Two days later we received Norman’s coat with an accompanying poem typed on The New York Times stationery entitled “Unhappy New Year to a Philadelphia Stockbroker.”  Alan’s poem (which is a masterpiece) I will save for another occasion, bore the following introduction:

“Dear Mr. Kay, I hope you never discover the name of the Anonymous Penitent.” (Not to be outdone, I responded in kind for Norman).



Diamonds are red – clubs are black

All I want is — my own coat back

Replete with gloves – and scarf – and keys

The way you found it – if you please

I cannot understand – your taste

You must have acted – in wild haste

For if vicuna – was the booty

Or perchance – a cashmere beauty

I could see – whyfor the snatch

For it would be – a worthwhile catch

But what you GRABBED – was no great shake

And what you LEFT – I would not take

Your name is known – in many lands

For stealing – overtricks and hands

But I thought – you were confined

To robbing STRANGE – opponents blind

‘Cause never did I – once suspect

That coats of TEAMMATES – you collect

Or this flash – of kleptomania

Would touch a friend – from Pennsylvania!


RikitikiJanuary 2nd, 2009 at 3:38 pm

Your archives are unbelievable. Loved your response to Alan Truscott. I think

that everyone (knowing what a sensational writer Alan was) would love you to

post and share his original poem to Norman. Your blogs are very ‘different’ and you are resurrecting bridge history for us.

a little humor is appreciated with the start of 2009. My friend called very early New Year’s day to report a theft!!! Someone had broken into his home and stolen his coat. Alas, he had left it at the night before party. Some one should tell those coats that they need to go home with “them that brought em”.

jack mendelsohnJanuary 4th, 2009 at 3:50 am

Judy, What a delightful story. You guys really had some great times. I loved your poem. Also you were a saint to leave at 5am so Norman could watch a game. Too bad there were no VCR’s.

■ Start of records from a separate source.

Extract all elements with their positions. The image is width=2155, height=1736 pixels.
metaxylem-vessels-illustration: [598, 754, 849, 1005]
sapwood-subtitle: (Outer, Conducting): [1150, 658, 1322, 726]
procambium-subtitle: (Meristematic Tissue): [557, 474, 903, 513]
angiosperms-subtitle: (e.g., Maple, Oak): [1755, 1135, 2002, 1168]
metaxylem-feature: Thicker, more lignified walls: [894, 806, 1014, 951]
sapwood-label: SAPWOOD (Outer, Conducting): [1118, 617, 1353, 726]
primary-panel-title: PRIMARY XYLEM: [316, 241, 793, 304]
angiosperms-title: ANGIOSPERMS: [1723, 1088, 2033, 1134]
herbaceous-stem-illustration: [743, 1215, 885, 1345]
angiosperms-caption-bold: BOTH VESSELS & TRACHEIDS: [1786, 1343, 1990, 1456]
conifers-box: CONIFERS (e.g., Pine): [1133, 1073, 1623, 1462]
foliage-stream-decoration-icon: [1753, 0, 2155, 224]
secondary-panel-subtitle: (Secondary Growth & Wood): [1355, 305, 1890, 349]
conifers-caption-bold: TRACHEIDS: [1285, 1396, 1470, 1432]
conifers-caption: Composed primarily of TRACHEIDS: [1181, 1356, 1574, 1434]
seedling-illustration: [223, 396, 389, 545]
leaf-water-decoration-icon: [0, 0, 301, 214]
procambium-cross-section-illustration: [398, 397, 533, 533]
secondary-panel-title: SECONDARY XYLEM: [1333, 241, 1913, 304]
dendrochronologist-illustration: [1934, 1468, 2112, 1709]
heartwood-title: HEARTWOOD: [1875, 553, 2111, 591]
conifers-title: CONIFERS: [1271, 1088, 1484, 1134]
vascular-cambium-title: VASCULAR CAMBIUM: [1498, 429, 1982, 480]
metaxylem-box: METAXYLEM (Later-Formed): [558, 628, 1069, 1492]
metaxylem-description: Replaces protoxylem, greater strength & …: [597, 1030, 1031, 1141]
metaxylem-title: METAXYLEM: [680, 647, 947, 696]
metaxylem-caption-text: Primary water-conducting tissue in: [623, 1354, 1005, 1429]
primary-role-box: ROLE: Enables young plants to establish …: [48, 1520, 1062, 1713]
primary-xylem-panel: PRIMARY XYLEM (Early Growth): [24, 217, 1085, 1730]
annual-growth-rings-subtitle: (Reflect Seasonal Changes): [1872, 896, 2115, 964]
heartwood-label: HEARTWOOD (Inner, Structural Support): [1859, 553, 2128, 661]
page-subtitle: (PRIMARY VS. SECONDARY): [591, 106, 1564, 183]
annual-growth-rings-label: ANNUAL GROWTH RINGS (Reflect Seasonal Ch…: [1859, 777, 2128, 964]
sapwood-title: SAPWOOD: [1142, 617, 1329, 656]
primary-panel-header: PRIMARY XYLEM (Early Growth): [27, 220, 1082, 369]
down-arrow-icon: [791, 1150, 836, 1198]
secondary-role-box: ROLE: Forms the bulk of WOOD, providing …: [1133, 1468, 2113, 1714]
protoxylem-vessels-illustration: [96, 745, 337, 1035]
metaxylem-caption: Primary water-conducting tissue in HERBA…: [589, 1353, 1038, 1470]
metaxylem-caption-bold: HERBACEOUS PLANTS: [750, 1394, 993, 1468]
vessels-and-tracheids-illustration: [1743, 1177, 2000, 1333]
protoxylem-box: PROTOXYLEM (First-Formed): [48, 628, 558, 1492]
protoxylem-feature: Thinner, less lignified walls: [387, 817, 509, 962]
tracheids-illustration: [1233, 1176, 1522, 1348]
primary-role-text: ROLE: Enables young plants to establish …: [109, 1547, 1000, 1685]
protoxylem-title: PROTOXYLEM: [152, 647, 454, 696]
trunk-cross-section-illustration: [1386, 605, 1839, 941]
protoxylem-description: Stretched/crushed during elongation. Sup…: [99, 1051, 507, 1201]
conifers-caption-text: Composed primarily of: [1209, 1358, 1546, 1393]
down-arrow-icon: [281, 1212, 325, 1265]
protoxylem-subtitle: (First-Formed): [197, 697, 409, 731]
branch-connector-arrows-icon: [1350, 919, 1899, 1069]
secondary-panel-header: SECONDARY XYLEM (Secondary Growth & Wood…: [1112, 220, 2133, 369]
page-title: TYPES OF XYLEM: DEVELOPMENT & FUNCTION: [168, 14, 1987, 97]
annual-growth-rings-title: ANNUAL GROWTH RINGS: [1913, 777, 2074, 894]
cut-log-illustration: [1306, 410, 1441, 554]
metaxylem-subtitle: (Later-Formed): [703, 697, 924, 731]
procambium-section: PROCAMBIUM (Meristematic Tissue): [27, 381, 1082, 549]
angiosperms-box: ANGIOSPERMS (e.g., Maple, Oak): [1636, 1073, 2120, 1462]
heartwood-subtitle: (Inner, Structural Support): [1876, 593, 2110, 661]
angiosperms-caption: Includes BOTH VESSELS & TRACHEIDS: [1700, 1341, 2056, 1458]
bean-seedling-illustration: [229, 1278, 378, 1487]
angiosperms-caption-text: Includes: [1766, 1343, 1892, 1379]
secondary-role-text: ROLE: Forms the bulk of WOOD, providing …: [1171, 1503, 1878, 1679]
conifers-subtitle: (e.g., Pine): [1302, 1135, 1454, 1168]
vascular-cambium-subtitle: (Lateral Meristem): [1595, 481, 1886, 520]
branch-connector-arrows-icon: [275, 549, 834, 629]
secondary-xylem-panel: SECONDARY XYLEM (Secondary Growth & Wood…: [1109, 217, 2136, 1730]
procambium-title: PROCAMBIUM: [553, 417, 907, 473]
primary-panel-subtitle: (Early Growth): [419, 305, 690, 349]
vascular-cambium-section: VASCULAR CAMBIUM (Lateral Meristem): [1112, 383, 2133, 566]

Gary M. MugfordJanuary 5th, 2009 at 7:30 am


My Alan Truscott story …

Alan and I were in the pressroom at a NABC in Buffalo. In the course of a conversation, Alan described something as plebeian. He pronounced it, pleh-BEE-an. I, of course, being brought up on the right side of the pond, errr, the left side of the ocean, knew the word was pronounced PLEEB-ee-an. After all, we call the rookie army cadets PLEEBS. I had him.

Since we had agreed to play an afternoon side game, the entry fees were put up as a bet. Thus proving how big a sucker I was. Alan always had a cabbage roll of ACBL scrip around to pay for entry fees and needed a free game naught at all. But the wager had to have some sort of pay-off and he was willing to take my money.

Of course, the only dictionary on hand proved to be a British one. Since the whole point of the exercise was, in fact, to prove American pronounciation, we went off to find another dictionary. Eventually we found a Webster’s and a New American. And naturally, in both, the offered the possibility of two spellings … and one pronounciation. Pleh-BEE-an.

I paid the fees. We had a pleasant game. I’m sure the twinkle in his eye was as much from putting me in my place as sitting in a bridge game.

All in all, it was far from a plebeian game.

Judy Kay-WolffJanuary 5th, 2009 at 2:08 pm

Gary: Loved your story and your style. If I didn’t know better, I would have flattered you

by saying ‘you should have been a writer!’